The Aspera Watch Service (asperawatchd) is a file
system change detection and snapshot service that is optimized for speed, scale, and
distributed sources. On file systems that have file system notifications, changes in
source file systems (new files and directories, deleted items, and renames) are detected
immediately, eliminating the need to scan the file system. On file systems without file
notifications, such as object storage, Solaris, AIX, and Isilon, file system scans are
automatically triggered.
The Aspera Watch Service can be used on any local or shared (CIFS, NFS) host. However, when
watching mounted shared storage and the change originates from a remote server, the Watch
Service does not receive file notifications. In such cases, set
<scan_period>
in aspera.conf to frequent scans,
such as 1 minute. See the following steps for instructions.
When used in conjunction with ascp commands, the Aspera Watch Service
enables fast detection and transfer of new and deleted items. For more information on using
watches with ascp, see Transferring and Deleting Files with the Aspera Watch Service.
To start the Aspera Watch Service and subscribe to (create) a watch:
-
Configure a docroot or restriction for the user.
Docroots and path restrictions limit the area of a file system or object
storage to which the user has access. Users can create Watch Folders and Watch
services on files or objects only within their docroot or
restriction.
Note: Users can have a docroot or restriction, but not both or
Watch Folder creation fails.
Docroots can be set up in the GUI or command line.
In the GUI, click Configuration > Users > username
> Docroot and set the permitted path as the
value for Absolute Path. To set up a docroot
from the command line, run the following
command:
# asconfigurator -x "set_user_data;user_name,username;absolute,docroot"
Restrictions
must be set from the command
line:
# asconfigurator -x "set_user_data;user_name,username;file_restriction,|path"
The
restriction path format depends on the type of storage. In the following
examples, the restriction allows access to the entire storage; specify a
bucket or path to limit access.
Storage Type |
Format Example |
local storage |
For Unix-like OS:
- specific folder: file:////folder/*
- drive root: file:////*
For Windows OS:
- specific folder:
file:///c%3A/folder/*
- drive root: file:///c*
|
Amazon S3 and IBM Cloud Object Storage - S3 |
s3://* |
Azure |
azu://* |
Azure Files |
azure-files://* |
Azure Data Lake Storage |
adl://* |
Alibaba Cloud |
oss://* |
Google Cloud |
gs://* |
HDFS |
hdfs://* |
With a docroot or restriction set up, the user is now an Aspera
transfer user. Restart asperanoded to activate your change:
Run the following
commands to restart
asperanoded:# systemctl restart asperanoded
or for Linux systems that use
init.d:# service asperanoded restart
-
Ensure the user has permissions to write to the default log directory if no
directory is specified.
-
Configure Watch Service settings.
Though the default values are already optimized for most users, you can also configure
the snapshot database, snapshot frequency, and logging. For instructions, see
Watch Service Configuration.
-
Start a Watch Service under the user.
The following command adds the Watch Service run under the user to the Aspera Run
Service
database:
# /opt/aspera/sbin/asperawatchd --user username [options]
-
Verify that the Watch Service daemon is running under the user.
Use the
aswatchadmin utility to retrieve a list of running daemons.
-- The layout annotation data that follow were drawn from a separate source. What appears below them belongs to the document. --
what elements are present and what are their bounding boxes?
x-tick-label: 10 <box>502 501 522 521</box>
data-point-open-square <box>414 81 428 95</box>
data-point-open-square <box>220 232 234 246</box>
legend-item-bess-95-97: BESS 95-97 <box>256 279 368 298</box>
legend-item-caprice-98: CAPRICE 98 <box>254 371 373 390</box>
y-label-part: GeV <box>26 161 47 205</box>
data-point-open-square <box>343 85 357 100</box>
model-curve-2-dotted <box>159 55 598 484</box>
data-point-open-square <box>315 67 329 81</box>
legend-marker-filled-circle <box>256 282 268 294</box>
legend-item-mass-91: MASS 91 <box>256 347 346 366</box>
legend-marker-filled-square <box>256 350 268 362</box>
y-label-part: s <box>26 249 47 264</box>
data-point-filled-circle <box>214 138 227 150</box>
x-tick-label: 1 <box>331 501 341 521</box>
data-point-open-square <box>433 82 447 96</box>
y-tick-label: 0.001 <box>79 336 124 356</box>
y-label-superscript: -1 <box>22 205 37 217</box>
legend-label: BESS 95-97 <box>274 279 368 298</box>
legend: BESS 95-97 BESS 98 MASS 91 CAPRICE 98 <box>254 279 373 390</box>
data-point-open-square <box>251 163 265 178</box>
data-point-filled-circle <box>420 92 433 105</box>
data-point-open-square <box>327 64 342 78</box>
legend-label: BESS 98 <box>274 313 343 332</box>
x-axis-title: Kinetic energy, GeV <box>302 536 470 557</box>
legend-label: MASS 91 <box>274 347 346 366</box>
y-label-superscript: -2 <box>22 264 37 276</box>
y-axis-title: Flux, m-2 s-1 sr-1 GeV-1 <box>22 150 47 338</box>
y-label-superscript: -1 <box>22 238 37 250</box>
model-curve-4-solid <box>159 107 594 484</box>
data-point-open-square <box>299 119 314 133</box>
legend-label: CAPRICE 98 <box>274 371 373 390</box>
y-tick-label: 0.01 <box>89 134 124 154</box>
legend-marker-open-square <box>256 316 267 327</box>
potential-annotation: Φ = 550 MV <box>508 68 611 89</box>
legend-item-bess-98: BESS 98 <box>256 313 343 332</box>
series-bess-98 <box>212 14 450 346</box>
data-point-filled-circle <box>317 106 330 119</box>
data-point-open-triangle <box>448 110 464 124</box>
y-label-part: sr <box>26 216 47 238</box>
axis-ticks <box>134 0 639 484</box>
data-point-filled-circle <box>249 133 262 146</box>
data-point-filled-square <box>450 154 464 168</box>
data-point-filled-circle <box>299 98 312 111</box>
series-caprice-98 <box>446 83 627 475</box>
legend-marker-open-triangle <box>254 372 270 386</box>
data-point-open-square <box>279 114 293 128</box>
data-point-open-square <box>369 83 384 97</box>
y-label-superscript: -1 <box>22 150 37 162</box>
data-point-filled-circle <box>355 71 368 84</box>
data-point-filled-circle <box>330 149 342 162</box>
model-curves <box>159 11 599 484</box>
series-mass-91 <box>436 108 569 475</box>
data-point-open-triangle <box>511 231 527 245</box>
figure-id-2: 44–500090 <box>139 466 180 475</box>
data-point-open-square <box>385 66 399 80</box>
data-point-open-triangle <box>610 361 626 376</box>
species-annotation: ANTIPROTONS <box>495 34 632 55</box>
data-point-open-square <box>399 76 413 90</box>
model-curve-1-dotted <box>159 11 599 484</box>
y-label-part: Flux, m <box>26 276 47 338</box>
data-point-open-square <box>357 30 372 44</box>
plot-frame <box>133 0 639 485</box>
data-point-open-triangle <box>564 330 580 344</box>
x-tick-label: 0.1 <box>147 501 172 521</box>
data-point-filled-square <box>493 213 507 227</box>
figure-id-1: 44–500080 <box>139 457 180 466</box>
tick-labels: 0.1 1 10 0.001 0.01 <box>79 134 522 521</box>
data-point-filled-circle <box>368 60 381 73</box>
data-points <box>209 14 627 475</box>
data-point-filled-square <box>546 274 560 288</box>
Daemons are named for the user who runs the service. For example, if you started a Watch
Service under
root, you should see the
root
daemon listed when you run the following
command:
# /opt/aspera/bin/aswatchadmin query-daemons
[aswatchadmin query-daemons] Found a single daemon:
root
-
Create a watch.
A watch is a path that is watched by the Aspera Watch Service. To create a watch,
users subscribe to a Watch Service and specify the path to watch. run the following
command, where
daemon is the username used to start the
asperawatchd service and
filepath is the directory to
watch:
# /opt/aspera/bin/aswatchadmin subscribe daemon filepath
When
you create a new subscription, you can also set watch-specific logging, database, scan
period, and expiration period, and override aspera.conf settings.
Note: The default scan period is 30 minutes. If you are watching a file system that
does not support file system notifications (such as object storage, mounted storage
(NFS), Solaris, AIX, and Isilon), Aspera recommends setting a more frequent scan to
detect file system changes quicker.
For more information on using these
options, see Managing Watch Subscriptions or
run:
# /opt/aspera/bin/aswatchadmin subscribe -h
Note: The
default expiration for watches is 24 hours. If a watch subscription expires before the
user resubscribes to it, a new subscription must be created.